Apache Spark is a powerful analytics engine that has a rich library of built-in SQL functions. Due to this, it is usually a bad idea to let users run arbitrary SQL against a shared Spark cluster.
On the surface, Spark SQL may look similar to other SQL languages such as MySQL or PostgreSQL but it is quite different and is capable of doing a lot of damage in the hands of an attacker. In the worst-case scenario, a malicious user could execute arbitrary Java code and shell commands (remote code execution).
Protecting your system against these exploits is different from how it’s usually done in other SQL languages. Any Spark function that accepts Spark SQL as argument is a potential target.
Remote code execution is the holy grail of exploits and by default, this would be as easy as adding a jar containing malicious code to the classpath by calling
ADD JAR '/home/someuser/some-malicious-code.jar';. The
ADD JAR function accepts a URL as an argument so an attacker could pull in any public jar from the internet.
For example, to add commons-io:
ADD JAR 'https://repo1.maven.org/maven2/commons-io/commons-io/2.8.0/commons-io-2.8.0.jar';
Spark SQL also provides a way to add arbitrary files to the environment via the
ADD FILE function. This file could be an executable shell script.
ADD FILE '<some file from the internet>'
Spark SQL lets users call Java methods via reflection, so with the malicious jar or shell script on the classpath, an attacker could wreak havoc by executing it.
For example, the following SQL would get them an environment variable.
SELECT java_method('java.lang.System', 'getenv', 'PATH');
SELECT reflect('java.lang.System', 'getenv', 'PATH');
LIST JAR or
LIST FILE commands would give an attacker a list of jars and files on the classpath.
So which specific functions do we need to be careful with? Basically, any function that accepts Spark SQL as argument. For example
org.apache.spark.sql.functions.expr(). If you are passing user input to these functions on a shared cluster, you are taking a risk.
Another consideration is the Hadoop installation where Spark keeps temporary files. An attacker could execute the following and load all CSVs from another user.

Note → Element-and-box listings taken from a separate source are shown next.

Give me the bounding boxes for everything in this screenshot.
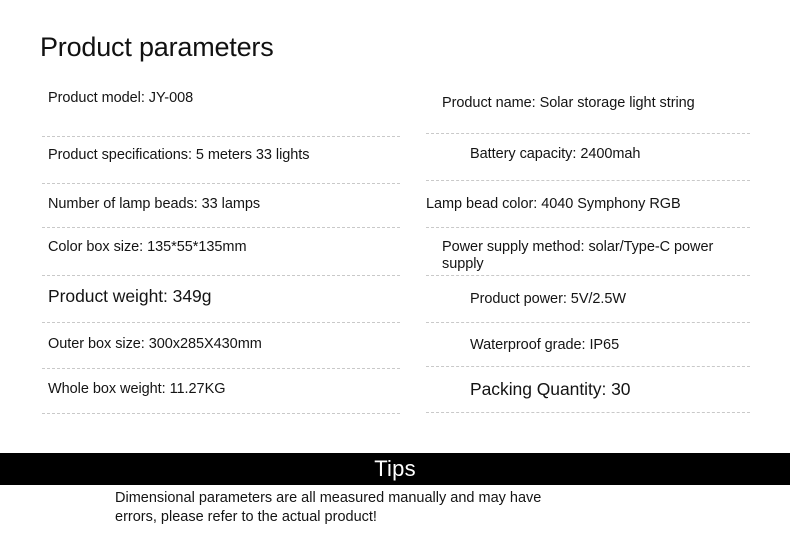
spec-row: Whole box weight: 11.27KG: [42, 381, 400, 398]
spec-row-text: Product specifications: 5 meters 33 ligh…: [42, 147, 400, 164]
spec-row: Product specifications: 5 meters 33 ligh…: [42, 147, 400, 164]
spec-row-text: Waterproof grade: IP65: [426, 337, 750, 354]
spec-row: Outer box size: 300x285X430mm: [42, 336, 400, 353]
page-title: Product parameters: [40, 31, 274, 63]
tips-note-line-2: errors, please refer to the actual produ…: [115, 508, 715, 527]
row-divider: [42, 322, 400, 323]
row-divider: [42, 413, 400, 414]
tips-banner-label: Tips: [374, 457, 416, 481]
spec-row-text: Whole box weight: 11.27KG: [42, 381, 400, 398]
row-divider: [42, 368, 400, 369]
spec-column-right: Product name: Solar storage light string…: [426, 86, 750, 426]
row-divider: [42, 183, 400, 184]
tips-banner: Tips: [0, 453, 790, 485]
spec-row-text: Color box size: 135*55*135mm: [42, 239, 400, 256]
row-divider: [426, 180, 750, 181]
row-divider: [426, 366, 750, 367]
tips-note: Dimensional parameters are all measured …: [115, 489, 715, 527]
spec-row: Product name: Solar storage light string: [426, 95, 750, 112]
row-divider: [42, 275, 400, 276]
spec-row: Color box size: 135*55*135mm: [42, 239, 400, 256]
spec-row-text: Battery capacity: 2400mah: [426, 146, 750, 163]
spec-row: Waterproof grade: IP65: [426, 337, 750, 354]
spec-row-text: Number of lamp beads: 33 lamps: [42, 196, 400, 213]
spec-row: Product power: 5V/2.5W: [426, 291, 750, 308]
spec-row-text: Power supply method: solar/Type-C power …: [426, 239, 750, 273]
spec-row-text: Product power: 5V/2.5W: [426, 291, 750, 308]
spec-table: Product model: JY-008 Product specificat…: [0, 86, 790, 426]
spec-row-text: Lamp bead color: 4040 Symphony RGB: [426, 196, 750, 213]
spec-row-text: Product weight: 349g: [42, 286, 400, 306]
row-divider: [426, 275, 750, 276]
spec-row: Power supply method: solar/Type-C power …: [426, 239, 750, 273]
row-divider: [42, 227, 400, 228]
spec-row: Product model: JY-008: [42, 90, 400, 107]
spec-row: Battery capacity: 2400mah: [426, 146, 750, 163]
row-divider: [42, 136, 400, 137]
row-divider: [426, 133, 750, 134]
product-parameters-page: Product parameters Product model: JY-008…: [0, 0, 790, 538]
spec-row-text: Packing Quantity: 30: [426, 379, 750, 399]
spec-row: Number of lamp beads: 33 lamps: [42, 196, 400, 213]
spec-row: Product weight: 349g: [42, 286, 400, 306]
spec-row: Packing Quantity: 30: [426, 379, 750, 399]
spec-row-text: Product model: JY-008: [42, 90, 400, 107]
row-divider: [426, 227, 750, 228]
spec-row-text: Product name: Solar storage light string: [426, 95, 750, 112]
spec-column-left: Product model: JY-008 Product specificat…: [42, 86, 400, 426]
row-divider: [426, 322, 750, 323]
spec-row-text: Outer box size: 300x285X430mm: [42, 336, 400, 353]
spec-row: Lamp bead color: 4040 Symphony RGB: [426, 196, 750, 213]
row-divider: [426, 412, 750, 413]
tips-note-line-1: Dimensional parameters are all measured …: [115, 489, 715, 508]
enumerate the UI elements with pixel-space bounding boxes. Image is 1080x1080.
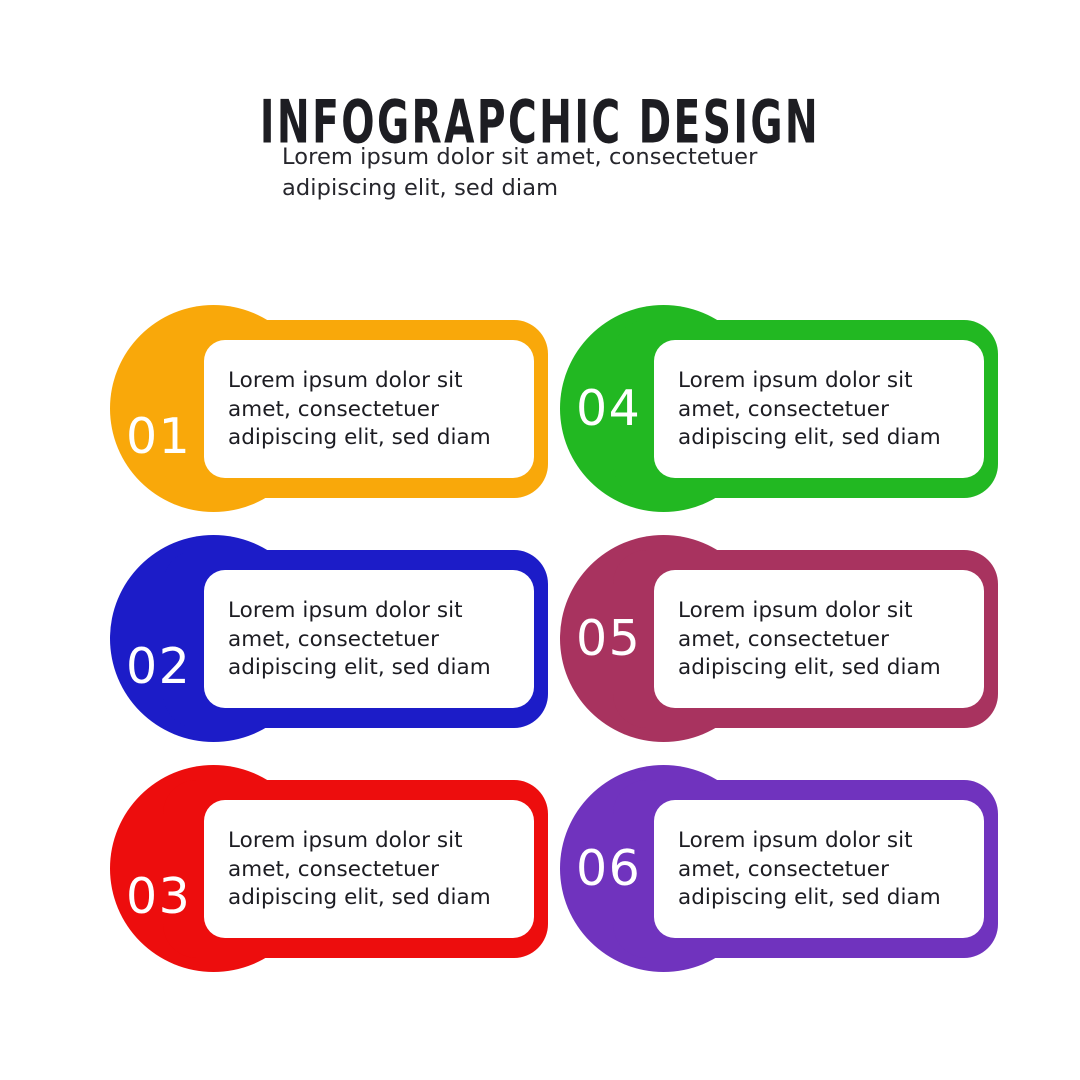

SELECT * FROM csv.`/user/notmyuser/*.csv`
Therefore, it is essential that all Spark jobs are run as separate Hadoop users.
In summary, executing Spark SQL from user input on a shared Spark cluster is risky. What can be done to make it safe(r)?
- Sanitizing user input and try to catch malicious input would be a quick but less than ideal solution. There’s always a risk that sanitization fails, or a new, exploitable function gets added in a new release of Spark that the sanitizing function does not check for.
- If physically separating Spark clusters is not an option, then virtualization, where each user has their own set of virtual instances with their own Spark installation would be a solution but it’s hard to implement.
- It’s imperative, that Spark jobs are separated by Hadoop user. This can be done by setting the
HADOOP_USER_NAMEenvironment variable when a Spark job is launched. For example, launching a Spark process via
SparkLauncher launcher = new SparkLauncher() launcher.setConf("spark.driver.extraJavaOptions", "-DHADOOP_USER_NAME=<hadoop user name>")
Launching jobs this way will ensure that users cannot load files from outside their own Hadoop directories.
All of the above is applicable only to shared standalone Spark installations with Hadoop. Running Spark with Hive and other technologies introduces additional security risks which I will cover in another article.